1. Denial: When the problem first starts, the initial emotional response is denial. You pretend there is nothing wrong. You struggle to finish writing your paper, going about your business, refusing to acknowledge the problem. Subconsciously you tell yourself, this can’t be happening, I don’t deserve this. You hope that if you pretend the problem isn’t there, it will disappear. But it doesn’t go away. You try restarting your computer once or twice, because that usually fixes things, right? But alas, the problem doesn’t go away, it actually seems to be getting worse, past the point of denial.

2. Worry: Once you get beyond the initial denial, anxiety sets in and you start to really worry about the future of your computer. Thoughts like “is this really happening?” and “Will I be able to fix this”  run through your mind all day. But this is a practical kind of worry, where you run through worst case scenarios, making yourself sick with the idea of losing everything on your computer, but still hopeful of what Sharon- your helpful HP tech support agent- can coach you through over the phone. This is what I call solution oriented worrying. You’re calling your tech-y friend, finding a ride to the nearest computer repair place, calling the tech support line. You foresee emotional strife and lots of wasted time, but still see the potential for a solution. This doesn’t last long.

3. Panic: Stage three is when the practical worry you experienced is transformed into full fledged panic. This usually happens mid call to your tech support agent. After loading drivers, shutting down, restarting, tune-ups, backing up files, you lose hope. You begin to feel that no matter what you do, nothing will fix the problem, and nothing will bring my laptop back to its fully functioning state. This loss of hope often goes hand in hand with the extremely unhealthy process of attaching the state of your emotional health to the health of your computer. Your laptop is transformed from a useful device that assists you in school and work, to everything you’ve ever loved. This computer is your life. You feel that all that’s important in the world rests on the future of your computer. It’s value becomes magnified and you see it slipping away. Panic sets in as you envision your life without your computer.

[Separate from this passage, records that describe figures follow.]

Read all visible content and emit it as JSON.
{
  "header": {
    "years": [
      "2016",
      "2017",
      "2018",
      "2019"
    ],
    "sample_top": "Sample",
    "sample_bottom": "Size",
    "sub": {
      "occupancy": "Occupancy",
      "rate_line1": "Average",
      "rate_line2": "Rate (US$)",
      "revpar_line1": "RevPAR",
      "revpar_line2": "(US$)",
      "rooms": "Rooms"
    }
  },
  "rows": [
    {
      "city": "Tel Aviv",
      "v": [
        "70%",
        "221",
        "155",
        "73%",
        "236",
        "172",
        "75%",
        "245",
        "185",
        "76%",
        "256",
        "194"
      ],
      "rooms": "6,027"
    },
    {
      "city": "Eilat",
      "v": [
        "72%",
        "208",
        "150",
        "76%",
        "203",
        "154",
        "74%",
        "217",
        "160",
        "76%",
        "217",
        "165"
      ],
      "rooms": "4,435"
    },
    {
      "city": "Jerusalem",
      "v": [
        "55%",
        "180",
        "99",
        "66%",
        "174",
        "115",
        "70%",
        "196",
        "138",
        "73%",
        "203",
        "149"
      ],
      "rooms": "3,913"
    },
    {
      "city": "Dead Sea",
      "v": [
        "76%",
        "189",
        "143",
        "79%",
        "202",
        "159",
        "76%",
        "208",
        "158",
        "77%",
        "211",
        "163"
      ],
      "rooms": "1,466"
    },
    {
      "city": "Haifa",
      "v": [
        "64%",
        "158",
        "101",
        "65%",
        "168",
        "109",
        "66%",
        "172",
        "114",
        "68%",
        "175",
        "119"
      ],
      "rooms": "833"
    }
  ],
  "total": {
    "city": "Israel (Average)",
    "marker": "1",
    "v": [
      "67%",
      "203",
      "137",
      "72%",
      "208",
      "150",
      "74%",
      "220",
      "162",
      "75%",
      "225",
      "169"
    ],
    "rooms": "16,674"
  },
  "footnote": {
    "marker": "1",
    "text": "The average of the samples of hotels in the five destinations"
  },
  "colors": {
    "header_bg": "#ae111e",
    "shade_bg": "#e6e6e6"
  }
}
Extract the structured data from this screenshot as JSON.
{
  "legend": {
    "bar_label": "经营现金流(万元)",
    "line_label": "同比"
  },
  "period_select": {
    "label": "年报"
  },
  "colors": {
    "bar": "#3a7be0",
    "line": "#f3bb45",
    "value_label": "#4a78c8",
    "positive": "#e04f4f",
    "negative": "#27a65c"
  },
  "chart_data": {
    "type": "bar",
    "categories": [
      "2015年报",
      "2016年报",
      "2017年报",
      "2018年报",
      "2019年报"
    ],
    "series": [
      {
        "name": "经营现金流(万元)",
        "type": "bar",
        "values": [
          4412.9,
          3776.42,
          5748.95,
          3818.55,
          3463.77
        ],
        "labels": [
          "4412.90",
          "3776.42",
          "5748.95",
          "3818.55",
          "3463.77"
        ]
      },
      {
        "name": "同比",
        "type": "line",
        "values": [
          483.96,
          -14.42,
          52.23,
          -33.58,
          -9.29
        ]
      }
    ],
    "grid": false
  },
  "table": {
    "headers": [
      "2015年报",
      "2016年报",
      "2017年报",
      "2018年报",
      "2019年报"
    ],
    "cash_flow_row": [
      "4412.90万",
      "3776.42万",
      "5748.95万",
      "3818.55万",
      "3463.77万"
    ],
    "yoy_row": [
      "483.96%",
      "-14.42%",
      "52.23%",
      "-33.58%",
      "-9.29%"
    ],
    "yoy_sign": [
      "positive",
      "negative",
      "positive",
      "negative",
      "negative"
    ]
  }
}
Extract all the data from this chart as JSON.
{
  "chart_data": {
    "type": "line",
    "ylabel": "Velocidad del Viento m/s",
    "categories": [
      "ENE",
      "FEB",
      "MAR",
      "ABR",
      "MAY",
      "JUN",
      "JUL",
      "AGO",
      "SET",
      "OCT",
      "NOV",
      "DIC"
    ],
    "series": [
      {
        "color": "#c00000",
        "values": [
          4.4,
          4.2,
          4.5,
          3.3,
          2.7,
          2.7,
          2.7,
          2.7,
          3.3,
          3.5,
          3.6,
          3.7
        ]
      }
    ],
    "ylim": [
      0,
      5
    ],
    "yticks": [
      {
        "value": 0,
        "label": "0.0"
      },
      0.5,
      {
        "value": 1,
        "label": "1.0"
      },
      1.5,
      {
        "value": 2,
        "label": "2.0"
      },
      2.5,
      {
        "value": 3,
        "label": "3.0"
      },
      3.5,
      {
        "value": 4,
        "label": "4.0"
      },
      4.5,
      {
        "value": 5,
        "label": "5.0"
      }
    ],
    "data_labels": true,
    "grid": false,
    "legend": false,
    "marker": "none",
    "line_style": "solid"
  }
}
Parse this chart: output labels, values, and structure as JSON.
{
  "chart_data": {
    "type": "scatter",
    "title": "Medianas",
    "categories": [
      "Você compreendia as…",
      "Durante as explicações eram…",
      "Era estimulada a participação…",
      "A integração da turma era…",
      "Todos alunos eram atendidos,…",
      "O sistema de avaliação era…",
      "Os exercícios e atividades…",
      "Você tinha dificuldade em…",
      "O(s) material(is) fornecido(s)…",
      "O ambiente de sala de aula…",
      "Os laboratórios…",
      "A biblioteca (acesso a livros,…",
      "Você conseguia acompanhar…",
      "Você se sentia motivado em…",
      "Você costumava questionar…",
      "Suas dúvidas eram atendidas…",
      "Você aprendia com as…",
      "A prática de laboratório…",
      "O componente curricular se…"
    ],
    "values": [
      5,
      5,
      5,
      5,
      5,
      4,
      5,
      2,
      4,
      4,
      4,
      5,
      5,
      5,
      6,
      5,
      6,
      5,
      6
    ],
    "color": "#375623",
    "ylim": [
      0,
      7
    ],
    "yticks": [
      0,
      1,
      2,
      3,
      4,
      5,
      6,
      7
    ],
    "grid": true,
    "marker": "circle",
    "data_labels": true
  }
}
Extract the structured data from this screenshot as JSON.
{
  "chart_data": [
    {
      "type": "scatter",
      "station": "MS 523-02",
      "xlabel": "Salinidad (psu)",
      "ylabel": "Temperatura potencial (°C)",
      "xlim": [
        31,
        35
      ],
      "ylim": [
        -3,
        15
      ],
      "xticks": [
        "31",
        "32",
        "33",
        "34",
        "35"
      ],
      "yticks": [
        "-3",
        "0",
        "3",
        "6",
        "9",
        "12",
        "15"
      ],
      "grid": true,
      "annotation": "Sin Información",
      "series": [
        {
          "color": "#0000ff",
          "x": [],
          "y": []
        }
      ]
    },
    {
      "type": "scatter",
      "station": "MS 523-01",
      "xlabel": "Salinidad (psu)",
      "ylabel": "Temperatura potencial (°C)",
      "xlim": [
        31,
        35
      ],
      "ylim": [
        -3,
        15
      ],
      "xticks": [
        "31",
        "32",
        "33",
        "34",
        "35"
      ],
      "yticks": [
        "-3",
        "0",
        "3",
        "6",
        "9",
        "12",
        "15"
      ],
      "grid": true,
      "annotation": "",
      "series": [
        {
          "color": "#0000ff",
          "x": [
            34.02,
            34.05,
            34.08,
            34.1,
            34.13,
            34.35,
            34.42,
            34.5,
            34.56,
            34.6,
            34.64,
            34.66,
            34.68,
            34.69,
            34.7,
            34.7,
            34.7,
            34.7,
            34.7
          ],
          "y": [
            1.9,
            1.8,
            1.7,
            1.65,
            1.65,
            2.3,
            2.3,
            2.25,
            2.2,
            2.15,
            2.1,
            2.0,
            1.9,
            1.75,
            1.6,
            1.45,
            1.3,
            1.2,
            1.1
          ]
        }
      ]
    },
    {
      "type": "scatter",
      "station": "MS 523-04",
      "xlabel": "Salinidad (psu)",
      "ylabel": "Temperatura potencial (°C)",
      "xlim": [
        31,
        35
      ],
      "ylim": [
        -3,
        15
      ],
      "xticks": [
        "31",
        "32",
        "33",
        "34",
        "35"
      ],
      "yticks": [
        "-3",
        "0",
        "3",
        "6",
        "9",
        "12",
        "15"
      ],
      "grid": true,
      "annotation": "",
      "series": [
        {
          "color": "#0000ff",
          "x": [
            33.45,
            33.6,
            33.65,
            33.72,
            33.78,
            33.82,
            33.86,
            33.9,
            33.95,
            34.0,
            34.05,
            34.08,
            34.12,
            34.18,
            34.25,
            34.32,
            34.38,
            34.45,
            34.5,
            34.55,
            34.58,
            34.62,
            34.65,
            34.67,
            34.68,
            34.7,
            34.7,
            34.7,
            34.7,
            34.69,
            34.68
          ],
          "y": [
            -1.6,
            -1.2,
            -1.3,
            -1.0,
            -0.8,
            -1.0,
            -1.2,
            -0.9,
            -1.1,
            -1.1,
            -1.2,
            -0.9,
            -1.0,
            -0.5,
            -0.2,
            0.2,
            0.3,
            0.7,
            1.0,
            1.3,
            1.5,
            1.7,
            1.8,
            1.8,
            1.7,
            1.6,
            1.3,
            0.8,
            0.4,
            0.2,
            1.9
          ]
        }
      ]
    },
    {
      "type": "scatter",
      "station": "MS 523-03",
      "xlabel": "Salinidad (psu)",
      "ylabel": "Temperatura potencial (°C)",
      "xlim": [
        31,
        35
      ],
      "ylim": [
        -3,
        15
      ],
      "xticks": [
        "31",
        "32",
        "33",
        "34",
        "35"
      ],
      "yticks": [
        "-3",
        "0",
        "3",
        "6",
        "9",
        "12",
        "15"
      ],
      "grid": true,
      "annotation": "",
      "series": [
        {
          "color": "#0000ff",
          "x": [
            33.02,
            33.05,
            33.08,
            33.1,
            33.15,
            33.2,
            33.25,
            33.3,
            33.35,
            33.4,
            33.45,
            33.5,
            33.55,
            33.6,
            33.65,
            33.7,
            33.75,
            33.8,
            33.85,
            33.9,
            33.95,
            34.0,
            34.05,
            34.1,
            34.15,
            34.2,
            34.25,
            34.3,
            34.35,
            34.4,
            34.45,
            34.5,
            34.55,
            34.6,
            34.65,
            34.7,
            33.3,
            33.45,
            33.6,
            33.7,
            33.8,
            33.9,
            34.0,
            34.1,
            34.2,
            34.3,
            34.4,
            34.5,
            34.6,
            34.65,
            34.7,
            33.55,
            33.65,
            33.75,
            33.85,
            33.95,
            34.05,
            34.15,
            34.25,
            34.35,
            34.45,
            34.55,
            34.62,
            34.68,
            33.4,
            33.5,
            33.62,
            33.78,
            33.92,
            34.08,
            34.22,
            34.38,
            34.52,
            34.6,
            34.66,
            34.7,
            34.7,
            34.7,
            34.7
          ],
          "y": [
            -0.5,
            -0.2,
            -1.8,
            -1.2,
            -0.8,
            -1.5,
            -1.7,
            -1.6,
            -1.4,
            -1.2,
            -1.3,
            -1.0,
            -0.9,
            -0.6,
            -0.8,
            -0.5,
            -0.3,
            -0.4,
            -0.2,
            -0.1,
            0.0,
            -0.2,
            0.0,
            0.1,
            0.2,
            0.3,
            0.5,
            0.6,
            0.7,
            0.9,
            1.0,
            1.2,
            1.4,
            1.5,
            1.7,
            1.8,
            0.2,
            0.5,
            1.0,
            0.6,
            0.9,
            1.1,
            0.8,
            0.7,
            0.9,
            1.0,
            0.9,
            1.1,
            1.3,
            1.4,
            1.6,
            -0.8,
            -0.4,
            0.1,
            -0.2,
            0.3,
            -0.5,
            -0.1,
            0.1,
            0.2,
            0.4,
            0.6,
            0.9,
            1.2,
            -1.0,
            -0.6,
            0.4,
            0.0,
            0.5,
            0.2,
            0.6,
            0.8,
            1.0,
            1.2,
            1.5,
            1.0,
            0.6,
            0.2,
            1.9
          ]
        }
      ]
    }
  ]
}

But this is soon to be followed by something much worse.

4. Rage: After two and a half fruitless hours on the phone, panic subsides only to be replaced by extreme anger. You curse the HP gods for sending you a faulty computer. As patient and helpful as Sharon over at HP tech support is, you begin to hate her. You hate her calm, accented voice. You hate her polite suggestions, ‘Please turn off your computer, miss, thank you, miss” It’s despicable really, what she’s done to you. Filled you with all this false hope, at first you believed that Sharon could really help you, but it’s apparent that her confidence and helpfulness was all bullshit. She has no idea what the hell is wrong with your computer, and she’s just making all this crap up. Your hatred isn’t just directed at Sharon. You hate your computer, you don’t even want it anymore. How could my pretty little HP go off and do this to me. You feel betrayed and pissed off. You did me dirty, HP, and you’re going to pay for it, you think. I’m going to type those keys so hard, I’m going to eat a granola bar over you and let the crumbs settle in all your nooks and crannies, I am going to quadruple click on every one of your buttons, its become an abusive relationship.

5. Peace (?): The end to the emotional stages of technology failure is peace, either in recovery or replacement. This is sometimes difficult to achieve, especially with a negative outcome. It’s easy to get stuck at rage. I always look back on my time with my old Dell computer with a tinge of extreme rage at its untimely demise. But I’ve recovered since then, and have been able to achieve peace in my most recent forays into technological failure and recovery. But this peace is tempered by the realization that so much of my life revolves around a silly computer. Its embarrassing, actually, how reliant I am on technology. As a student, I can’t go a few hours without access to a computer. A break from access to a functioning computer, has given me some perspective. Maybe I should rely a little less on my computer for my life, and relocate the value I place on my computer to something of actual importance in the big scheme of things.